In the same dataset, we have a time-series of monthly mean temperatures (in °C) for Tahiti. Again, we use the temperature_R0() function. Within the function call, we specify a vector-pathogen code of AeaeZIKV for the vector Aedes aegypti and pathogen Zika virus. (Note that the main vectors in French Polynesia include both Aedes aegypti and Aedes polynesiensis.)

tahiti_2013$rR0 <- temperature_r0(tahiti_2013$av_temp, "AeaeZIKV")
#> Returning relative R0 for vector: aedes_aegypti and pathogen: zika_virus

Now we can plot relative temperature-dependent R0 values alongside case data.

tahiti_rR0 <- tahiti_2013 |> 
  ggplot2::ggplot() +
  ggplot2::geom_line(ggplot2::aes(x = date, y = rR0), col = "#54278f") +
  ggplot2::scale_x_date(breaks = "month", date_labels = "%b-%y") +
  ggplot2::labs(x = "Date", y = "Relative R0") +
  ggplot2::theme_classic()

tahiti_rR0

cowplot::plot_grid(tahiti_cases, tahiti_rR0, nrow = 2)

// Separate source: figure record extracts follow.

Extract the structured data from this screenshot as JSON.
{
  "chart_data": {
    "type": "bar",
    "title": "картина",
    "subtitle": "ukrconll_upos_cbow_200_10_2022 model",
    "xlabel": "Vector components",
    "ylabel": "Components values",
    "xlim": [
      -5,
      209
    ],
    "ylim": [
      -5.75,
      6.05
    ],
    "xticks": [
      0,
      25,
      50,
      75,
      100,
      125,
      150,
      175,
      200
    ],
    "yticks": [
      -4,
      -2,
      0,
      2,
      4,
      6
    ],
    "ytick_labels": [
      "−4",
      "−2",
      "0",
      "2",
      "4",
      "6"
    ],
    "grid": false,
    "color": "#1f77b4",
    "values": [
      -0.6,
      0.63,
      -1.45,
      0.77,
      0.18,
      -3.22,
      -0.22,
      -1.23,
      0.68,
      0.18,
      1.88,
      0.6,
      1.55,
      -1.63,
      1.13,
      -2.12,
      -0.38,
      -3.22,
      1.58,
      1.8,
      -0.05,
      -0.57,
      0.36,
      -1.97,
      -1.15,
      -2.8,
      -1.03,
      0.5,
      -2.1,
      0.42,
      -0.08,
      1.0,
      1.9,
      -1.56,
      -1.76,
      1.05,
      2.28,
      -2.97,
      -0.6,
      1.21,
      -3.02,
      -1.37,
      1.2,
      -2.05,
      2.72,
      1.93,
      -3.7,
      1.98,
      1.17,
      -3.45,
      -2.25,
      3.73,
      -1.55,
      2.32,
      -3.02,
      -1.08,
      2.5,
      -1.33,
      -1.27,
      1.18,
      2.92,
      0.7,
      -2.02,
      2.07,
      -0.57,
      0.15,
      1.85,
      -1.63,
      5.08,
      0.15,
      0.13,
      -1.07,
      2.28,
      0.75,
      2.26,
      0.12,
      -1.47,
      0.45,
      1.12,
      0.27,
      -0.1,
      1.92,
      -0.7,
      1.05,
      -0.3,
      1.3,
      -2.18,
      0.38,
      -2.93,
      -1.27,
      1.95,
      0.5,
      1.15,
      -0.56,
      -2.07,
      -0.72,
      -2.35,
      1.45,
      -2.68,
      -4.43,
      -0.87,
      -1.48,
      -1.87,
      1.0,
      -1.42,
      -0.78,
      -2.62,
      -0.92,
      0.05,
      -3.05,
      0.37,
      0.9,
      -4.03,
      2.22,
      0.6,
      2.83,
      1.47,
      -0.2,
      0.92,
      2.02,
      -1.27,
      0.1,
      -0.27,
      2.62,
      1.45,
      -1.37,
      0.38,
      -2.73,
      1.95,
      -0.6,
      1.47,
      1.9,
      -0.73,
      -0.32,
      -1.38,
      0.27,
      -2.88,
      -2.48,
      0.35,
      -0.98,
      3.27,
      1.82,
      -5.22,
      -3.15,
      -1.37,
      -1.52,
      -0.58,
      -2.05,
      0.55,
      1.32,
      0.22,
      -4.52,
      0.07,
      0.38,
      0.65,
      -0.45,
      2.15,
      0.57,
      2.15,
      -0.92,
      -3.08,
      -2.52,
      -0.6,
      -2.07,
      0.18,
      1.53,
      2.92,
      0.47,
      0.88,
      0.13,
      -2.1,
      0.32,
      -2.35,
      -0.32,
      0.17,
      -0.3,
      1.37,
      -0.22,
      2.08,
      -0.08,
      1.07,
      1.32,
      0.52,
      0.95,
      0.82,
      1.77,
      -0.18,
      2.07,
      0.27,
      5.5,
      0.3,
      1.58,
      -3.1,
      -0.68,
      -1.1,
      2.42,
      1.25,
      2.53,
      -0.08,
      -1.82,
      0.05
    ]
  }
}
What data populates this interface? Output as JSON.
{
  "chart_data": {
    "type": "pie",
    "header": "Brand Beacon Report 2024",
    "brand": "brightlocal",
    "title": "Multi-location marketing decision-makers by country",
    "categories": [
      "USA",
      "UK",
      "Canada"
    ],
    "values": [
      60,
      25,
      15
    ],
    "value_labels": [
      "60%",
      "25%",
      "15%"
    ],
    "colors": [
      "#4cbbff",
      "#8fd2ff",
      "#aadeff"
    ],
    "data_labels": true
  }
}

As discussed in Kucharski et al (201), the outbreak ended before temperature or rainfall levels changed in a way that would imply a transmission reduction, indicating that immunity played a major role in driving the epidemic decline. This is consistent with later antibody data reported by Aubry et al ( 2017)

Caveats to the model approach

The models used here do not account for other aspects of weather and climate variability that are likely to influence vector-borne disease dynamics, including variation in precipitation, relative humidity, and temperature over time. This approach also does not account for time lags between temperature and R0; instead, it calculates a static snapshot of the relative temperature suitability for transmission at a given point in time, assuming the temperature had been constant up to that point. In reality, multiple time lags may be relevant to R0. For example, temperature 4-8 weeks ago may affect the mosquito population size and development rate, whereas temperature 2-4 weeks ago may affect the vector competence and extrinsic incubation period.

Despite these limitations, temperature-dependent relative R0 has been used to predict geographical and temporal variation in different settings for malaria, dengue, Zika, Ross River virus and West Nile virus (further details in the references below).